What Practitioners and Decision-Makers Should Watch
For technology executives and investors, the SpaceX IPO is a bellwether. It tests the market’s appetite for narrative over fundamentals. If this IPO succeeds at a trillion dollar valuation, it will set a dangerous precedent for other unprofitable but hyped companies. It will signal that the public markets are willing to absorb almost any price if the story is compelling enough. The smarter play is to watch from the sidelines, let the initial frenzy settle, and evaluate the company’s actual financial performance over the next few quarters. The real opportunity may come after the hype fades and the stock price reflects the underlying business reality.

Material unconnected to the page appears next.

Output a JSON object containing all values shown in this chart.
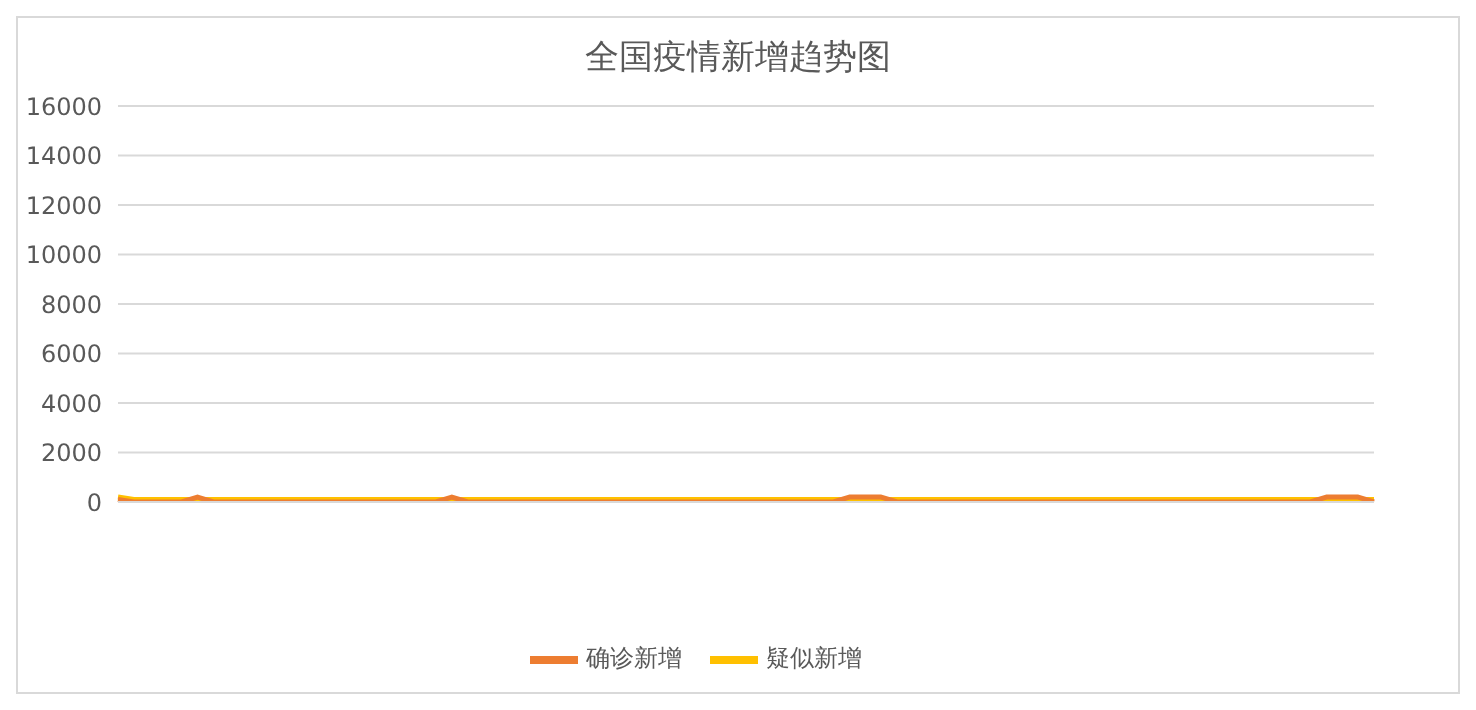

Frequently Asked Questions
What is the rumored valuation of the SpaceX IPO?
The rumored valuation is more than $1 trillion, despite the company having nearly $5 billion in losses.
How does the SpaceX IPO compare to the WeWork IPO?
Both involve inflated valuations and narratives that benefit insiders and early investors, with public investors at risk of becoming bagholders.
Who stands to benefit most from the SpaceX IPO?
Elon Musk and existing shareholders benefit most by cashing out at a high valuation, while retail investors take on the risk.